Teams should test the following areas together:

  • SCA decision logic: whether the right transactions trigger challenge, exemption, or step-up.

  • Channel consistency: whether checkout, app, wallet, and API-driven flows apply the same policy.

  • Exception handling: whether soft declines, retries, and fallback paths are logged and reviewed.

  • Fraud and loss outcomes: whether control changes correlate with lower fraud without material customer harm.

  • Operational traceability: whether each authentication event can be tied back to a policy rule and a business reason.

For identity assurance, the strongest evidence comes from knowing that the authentication step is both proportionate and defensible. That is where payment security starts to intersect with identity governance, especially when higher-risk journeys use device signals, biometrics, or delegated authentication. Where digital identity proofing or session assurance is part of the control model, NIST SP 800-63B Digital Identity Guidelines is useful for thinking about authenticators and assurance levels, even though PSD2 itself is not an identity standard. These controls tend to break down when exemption logic is hard-coded differently across payment channels because policy drift makes the same customer journey behave inconsistently.

Common Variations and Edge Cases

Tighter PSD2 enforcement often increases friction and support overhead, so organisations have to balance conversion against stronger authentication and better fraud resistance. That tradeoff is normal, but it needs to be managed with evidence rather than intuition. Best practice is evolving on how much exemption usage is acceptable, because the right answer depends on merchant risk, geography, customer segment, and fraud profile.

There are a few common edge cases. Merchant-initiated transactions and recurring payments may follow different rule sets from one-off card-not-present purchases. Open banking flows can show different behaviour from card payment flows even when they share the same front-end experience. Delegated or embedded authentication may also make the control chain harder to interpret, so audit teams need to confirm which party made the SCA decision and which party retained the evidence.

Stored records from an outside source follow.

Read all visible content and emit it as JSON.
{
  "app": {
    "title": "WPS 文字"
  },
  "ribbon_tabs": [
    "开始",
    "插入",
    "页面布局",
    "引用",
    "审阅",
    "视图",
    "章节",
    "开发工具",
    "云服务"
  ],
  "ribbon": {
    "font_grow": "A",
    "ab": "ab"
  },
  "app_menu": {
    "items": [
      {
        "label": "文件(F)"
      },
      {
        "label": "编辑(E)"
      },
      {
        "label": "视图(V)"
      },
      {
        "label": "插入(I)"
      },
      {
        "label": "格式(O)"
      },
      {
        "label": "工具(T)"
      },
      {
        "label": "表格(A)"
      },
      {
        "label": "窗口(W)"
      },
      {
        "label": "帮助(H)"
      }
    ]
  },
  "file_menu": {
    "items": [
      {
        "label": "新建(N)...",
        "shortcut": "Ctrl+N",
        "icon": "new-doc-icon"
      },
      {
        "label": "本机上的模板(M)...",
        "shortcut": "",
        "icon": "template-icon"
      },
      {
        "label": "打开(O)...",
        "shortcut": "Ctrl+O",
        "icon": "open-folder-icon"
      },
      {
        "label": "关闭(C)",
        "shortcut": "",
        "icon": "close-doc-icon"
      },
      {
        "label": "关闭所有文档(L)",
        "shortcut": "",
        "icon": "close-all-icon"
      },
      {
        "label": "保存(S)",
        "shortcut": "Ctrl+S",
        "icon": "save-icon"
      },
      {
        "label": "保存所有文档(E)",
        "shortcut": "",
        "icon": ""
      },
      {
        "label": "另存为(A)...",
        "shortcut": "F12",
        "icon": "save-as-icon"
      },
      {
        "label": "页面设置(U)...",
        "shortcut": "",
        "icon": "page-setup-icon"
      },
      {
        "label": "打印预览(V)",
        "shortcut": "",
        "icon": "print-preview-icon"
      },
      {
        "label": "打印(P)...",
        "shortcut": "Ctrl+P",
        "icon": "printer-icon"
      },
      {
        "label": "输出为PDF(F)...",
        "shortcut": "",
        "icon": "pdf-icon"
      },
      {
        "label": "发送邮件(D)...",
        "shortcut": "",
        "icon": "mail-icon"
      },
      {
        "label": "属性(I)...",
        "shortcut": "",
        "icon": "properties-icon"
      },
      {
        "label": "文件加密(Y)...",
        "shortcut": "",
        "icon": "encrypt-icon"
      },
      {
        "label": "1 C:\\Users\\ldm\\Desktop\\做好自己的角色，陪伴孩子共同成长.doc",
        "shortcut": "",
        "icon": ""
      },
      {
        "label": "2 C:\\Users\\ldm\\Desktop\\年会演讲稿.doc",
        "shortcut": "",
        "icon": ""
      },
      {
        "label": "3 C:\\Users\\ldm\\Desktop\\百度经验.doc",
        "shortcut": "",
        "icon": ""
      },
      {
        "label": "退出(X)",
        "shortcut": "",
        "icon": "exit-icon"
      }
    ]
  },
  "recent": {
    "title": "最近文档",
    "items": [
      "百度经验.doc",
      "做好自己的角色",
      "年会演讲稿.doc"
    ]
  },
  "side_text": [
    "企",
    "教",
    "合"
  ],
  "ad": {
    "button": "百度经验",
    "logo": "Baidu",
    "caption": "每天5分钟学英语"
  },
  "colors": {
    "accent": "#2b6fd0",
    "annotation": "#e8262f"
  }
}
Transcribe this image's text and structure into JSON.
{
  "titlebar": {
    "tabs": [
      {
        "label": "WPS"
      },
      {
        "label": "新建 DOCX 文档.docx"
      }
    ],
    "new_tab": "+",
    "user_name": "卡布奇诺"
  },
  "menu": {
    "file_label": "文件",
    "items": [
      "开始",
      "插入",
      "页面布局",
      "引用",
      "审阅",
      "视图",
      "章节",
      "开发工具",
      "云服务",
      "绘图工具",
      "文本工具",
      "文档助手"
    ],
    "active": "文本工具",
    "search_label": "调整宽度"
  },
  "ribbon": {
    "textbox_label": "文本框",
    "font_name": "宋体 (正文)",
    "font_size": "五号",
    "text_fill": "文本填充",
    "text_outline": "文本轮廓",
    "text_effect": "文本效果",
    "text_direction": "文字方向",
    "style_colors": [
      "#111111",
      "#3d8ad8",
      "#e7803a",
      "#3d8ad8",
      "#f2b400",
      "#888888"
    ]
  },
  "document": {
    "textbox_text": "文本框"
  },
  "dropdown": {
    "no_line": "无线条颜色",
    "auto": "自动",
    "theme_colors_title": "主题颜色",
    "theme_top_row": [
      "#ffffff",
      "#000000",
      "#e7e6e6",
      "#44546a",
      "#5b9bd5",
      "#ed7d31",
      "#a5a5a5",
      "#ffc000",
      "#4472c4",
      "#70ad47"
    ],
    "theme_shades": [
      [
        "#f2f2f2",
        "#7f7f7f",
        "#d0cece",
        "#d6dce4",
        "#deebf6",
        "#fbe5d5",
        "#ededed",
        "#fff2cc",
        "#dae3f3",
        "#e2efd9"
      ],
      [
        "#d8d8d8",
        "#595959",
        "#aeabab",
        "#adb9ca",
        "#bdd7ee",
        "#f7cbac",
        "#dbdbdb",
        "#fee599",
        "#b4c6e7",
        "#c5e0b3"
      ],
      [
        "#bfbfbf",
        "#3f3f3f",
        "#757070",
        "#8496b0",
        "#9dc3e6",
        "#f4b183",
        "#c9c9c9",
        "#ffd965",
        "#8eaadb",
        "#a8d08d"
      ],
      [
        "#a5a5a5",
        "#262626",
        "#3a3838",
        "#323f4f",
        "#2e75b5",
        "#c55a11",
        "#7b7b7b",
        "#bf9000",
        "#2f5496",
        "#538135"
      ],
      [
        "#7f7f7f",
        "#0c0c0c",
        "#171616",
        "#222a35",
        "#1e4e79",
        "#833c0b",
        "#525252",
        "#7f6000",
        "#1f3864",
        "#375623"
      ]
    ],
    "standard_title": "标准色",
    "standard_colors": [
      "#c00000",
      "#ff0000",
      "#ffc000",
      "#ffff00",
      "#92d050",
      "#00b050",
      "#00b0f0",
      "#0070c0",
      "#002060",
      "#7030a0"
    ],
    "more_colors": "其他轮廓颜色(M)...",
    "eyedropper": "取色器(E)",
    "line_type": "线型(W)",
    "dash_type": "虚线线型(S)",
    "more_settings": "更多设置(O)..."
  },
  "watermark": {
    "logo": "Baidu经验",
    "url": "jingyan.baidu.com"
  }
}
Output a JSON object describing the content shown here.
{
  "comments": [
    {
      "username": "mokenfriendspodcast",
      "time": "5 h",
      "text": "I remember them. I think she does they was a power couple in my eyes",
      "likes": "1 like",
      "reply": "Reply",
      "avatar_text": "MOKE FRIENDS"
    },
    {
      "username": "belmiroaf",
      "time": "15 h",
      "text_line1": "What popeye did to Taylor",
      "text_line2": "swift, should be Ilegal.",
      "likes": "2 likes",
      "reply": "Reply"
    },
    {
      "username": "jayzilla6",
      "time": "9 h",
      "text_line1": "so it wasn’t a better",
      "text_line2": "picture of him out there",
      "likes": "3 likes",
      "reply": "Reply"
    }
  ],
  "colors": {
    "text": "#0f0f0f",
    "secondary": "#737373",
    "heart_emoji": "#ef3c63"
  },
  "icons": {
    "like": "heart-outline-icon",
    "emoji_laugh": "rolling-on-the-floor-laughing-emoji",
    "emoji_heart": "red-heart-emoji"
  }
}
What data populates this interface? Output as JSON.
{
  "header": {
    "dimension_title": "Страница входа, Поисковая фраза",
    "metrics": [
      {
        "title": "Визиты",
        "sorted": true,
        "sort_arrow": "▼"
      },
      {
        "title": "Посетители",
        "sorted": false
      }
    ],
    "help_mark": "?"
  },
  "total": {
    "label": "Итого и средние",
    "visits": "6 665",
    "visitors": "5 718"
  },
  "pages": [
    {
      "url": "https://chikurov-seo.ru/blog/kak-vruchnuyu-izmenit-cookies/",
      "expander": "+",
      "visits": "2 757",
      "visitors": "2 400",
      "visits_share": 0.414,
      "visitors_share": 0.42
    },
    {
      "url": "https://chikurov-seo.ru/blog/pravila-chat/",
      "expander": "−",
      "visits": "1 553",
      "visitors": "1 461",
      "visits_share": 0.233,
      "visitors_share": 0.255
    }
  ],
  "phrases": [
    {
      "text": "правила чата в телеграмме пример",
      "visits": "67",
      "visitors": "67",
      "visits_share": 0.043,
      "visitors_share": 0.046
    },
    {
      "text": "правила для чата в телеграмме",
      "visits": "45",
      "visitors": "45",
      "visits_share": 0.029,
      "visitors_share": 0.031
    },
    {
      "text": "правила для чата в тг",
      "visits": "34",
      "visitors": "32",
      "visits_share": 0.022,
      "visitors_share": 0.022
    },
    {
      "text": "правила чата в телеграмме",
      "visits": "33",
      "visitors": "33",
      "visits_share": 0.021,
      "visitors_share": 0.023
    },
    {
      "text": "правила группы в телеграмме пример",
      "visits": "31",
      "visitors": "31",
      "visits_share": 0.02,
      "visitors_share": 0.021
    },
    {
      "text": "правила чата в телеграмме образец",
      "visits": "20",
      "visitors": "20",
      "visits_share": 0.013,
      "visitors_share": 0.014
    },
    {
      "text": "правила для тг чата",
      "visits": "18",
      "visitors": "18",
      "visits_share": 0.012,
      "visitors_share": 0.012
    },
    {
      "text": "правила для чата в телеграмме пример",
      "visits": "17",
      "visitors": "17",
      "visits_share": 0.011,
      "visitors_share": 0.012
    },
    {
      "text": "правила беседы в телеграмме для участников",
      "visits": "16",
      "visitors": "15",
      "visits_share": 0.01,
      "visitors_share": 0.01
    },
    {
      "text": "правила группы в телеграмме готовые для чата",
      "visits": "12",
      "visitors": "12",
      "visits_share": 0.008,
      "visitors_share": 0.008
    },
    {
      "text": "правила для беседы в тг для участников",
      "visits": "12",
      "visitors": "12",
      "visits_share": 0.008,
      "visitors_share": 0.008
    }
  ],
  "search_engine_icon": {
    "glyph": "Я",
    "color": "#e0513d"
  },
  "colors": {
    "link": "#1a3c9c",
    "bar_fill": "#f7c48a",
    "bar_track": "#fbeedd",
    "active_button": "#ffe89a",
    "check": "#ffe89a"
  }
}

Where payments run through complex cloud and API estates, control validation should also reflect resilience and monitoring expectations in NIST Cybersecurity Framework 2.0 and the transaction monitoring guidance in MITRE ATT&CK. In practice, the hardest failures appear when business rules are updated faster than logging, reconciliation, and fraud review processes can keep up.

Standards & Framework Alignment

This section maps relevant standards and security frameworks to the operational risks and controls described in this guidance.

MITRE ATT&CK address the attack surface, NIST CSF 2.0, NIST SP 800-53 Rev 5 and NIST SP 800-63 set the technical controls, and DORA define the regulatory obligations.

Framework Control / Reference Relevance
NIST CSF 2.0 GV.RM-01 Risk outcomes need shared metrics across payment channels and control owners.
NIST SP 800-53 Rev 5 AU-2 Authentication and exemption decisions must be logged for verification and audit.
NIST SP 800-63 AAL2 Step-up and assurance design matter when identity evidence supports payment authentication.
MITRE ATT&CK T1110 Repeated retries and challenge abuse can indicate authentication pressure or automation.
DORA Payment control performance depends on resilience, traceability, and incident readiness.

Log each SCA, exemption, and fallback decision with enough detail to reconstruct the transaction path.